La diagnosi delle allergie alimentari va fatta per step successivi. Il primo passo di una diagnosi affidabile è un'anamnesi dettagliata del paziente grazie ad un diario alimentare giornaliero, per l'identificazione degli alimenti sospetti.
Ovviamente vanno escluse altre affezioni gastrointestinali, poi si può proseguire con la dieta di eliminazione e di provocazione: il paziente deve cioè escludere per 7 giorni tutti gli alimenti che contengono allergeni, mangiando ad esempio riso, patate e acqua: se la sintomatologia persiste è molto improbabile che l'allergia sia la causa, (a meno che l'allergia non sia verso il riso o la patata, ma questo viene escluso attraverso RAST o test cutanei); se i sintomi scompaiono, allora si aggiungono man mano singoli alimenti fino a che compaiono nuovamente i disturbi.
A questo punto la diagnosi può essere confermata attraverso test di laboratorio che verificano un calo dei trombociti e/o leucociti ed un aumento dell'istamina plasmatici.
Successivamente si può avere un'ulteriore conferma della presenza di allergie alimentari con i test cutanei + RAST (dimostrazione di anticorpi IgE specifici), che però hanno un loro significato clinico solo dopo la positività al test di provocazione, mentre nei soggetti atopici (cioè soggetti predisposti a sviluppare le allergie) documenta una sensibilizzazione verso vari allergeni alimentari, pur non essendoci la comparsa di sintomi dopo una loro assunzione.
Da cinque anni a questa parte sono stati fatti importanti passi avanti in campo allergologico.
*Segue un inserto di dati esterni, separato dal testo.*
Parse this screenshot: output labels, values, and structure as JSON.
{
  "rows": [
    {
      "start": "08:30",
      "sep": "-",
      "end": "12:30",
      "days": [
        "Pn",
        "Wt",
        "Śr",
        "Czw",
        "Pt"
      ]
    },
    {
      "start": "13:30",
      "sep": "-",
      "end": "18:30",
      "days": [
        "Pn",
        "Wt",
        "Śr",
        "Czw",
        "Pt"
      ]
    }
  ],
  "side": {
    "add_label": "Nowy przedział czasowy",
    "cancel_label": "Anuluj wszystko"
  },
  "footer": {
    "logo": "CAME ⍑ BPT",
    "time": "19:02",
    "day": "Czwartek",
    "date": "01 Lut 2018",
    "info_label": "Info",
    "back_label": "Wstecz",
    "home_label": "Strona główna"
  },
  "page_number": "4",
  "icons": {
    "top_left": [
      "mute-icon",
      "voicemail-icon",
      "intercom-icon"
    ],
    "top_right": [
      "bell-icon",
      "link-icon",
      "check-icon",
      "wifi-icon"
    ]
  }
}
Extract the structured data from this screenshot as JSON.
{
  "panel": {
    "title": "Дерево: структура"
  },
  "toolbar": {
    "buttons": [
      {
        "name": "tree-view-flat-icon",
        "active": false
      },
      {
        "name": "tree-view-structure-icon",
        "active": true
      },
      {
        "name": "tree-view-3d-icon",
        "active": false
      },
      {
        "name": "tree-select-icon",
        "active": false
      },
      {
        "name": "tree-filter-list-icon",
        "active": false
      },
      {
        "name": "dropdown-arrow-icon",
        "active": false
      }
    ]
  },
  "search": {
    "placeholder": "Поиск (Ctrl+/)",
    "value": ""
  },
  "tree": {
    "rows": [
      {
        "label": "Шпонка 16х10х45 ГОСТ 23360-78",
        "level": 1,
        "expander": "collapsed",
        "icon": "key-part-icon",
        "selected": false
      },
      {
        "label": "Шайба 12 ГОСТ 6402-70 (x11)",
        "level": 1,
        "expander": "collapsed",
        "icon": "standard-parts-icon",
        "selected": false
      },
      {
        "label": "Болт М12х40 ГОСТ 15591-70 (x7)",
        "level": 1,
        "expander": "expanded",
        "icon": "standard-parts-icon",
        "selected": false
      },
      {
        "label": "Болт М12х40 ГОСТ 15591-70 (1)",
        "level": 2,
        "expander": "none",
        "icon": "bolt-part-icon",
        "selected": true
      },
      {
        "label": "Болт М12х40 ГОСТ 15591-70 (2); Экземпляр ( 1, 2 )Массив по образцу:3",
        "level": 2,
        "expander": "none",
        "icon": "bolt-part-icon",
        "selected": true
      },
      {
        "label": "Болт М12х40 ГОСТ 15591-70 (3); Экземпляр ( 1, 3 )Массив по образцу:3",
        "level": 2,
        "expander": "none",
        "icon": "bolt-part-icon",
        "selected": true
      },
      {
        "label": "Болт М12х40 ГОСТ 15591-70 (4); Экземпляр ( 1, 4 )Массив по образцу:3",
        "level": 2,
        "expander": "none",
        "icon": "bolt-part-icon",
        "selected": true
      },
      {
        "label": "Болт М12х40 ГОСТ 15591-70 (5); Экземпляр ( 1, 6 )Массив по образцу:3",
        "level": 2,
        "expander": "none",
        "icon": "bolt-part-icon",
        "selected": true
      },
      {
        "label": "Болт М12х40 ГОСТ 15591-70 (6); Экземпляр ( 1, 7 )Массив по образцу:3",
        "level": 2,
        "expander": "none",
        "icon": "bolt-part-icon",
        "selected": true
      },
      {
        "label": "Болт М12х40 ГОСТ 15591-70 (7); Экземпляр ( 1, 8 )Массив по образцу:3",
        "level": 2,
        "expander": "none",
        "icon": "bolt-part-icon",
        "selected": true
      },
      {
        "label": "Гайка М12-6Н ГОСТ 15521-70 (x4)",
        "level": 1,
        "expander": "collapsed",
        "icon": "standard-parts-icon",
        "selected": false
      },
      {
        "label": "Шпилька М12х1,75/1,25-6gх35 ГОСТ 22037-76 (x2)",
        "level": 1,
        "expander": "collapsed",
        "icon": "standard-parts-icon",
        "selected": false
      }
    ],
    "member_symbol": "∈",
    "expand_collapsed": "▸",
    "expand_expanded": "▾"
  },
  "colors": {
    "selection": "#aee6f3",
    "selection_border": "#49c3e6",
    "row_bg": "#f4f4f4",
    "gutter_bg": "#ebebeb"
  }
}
L'individuazione delle singole molecole responsabili delle reazioni allergiche verso uno specifico allergene ha infatti rappresentato una delle maggiori conquiste.
La possibilità di disporre di tali molecole in forma ricombinante o nativa, infatti, ha permesso l'allestimento di test in vitro in grado di definire il singolo profilo allergenico di ciascun paziente (Component Resolved Diagnosis - CRD), con notevoli ripercussioni sul piano clinico, come quello di distinguere tra stato di cosensibilizzazione (essere cioè allergici a due frazioni proteiche distinte anche se simili) e cross-reattività (essere cioè allergici a una di due o più frazioni proteiche simili). Trovare un metodo diagnostico così preciso da eliminare la cross-reattività significa capire quale alimento escludere dalla dieta, e non escluderne due o più, semplicemente perché si assomigliano a livello molecolare.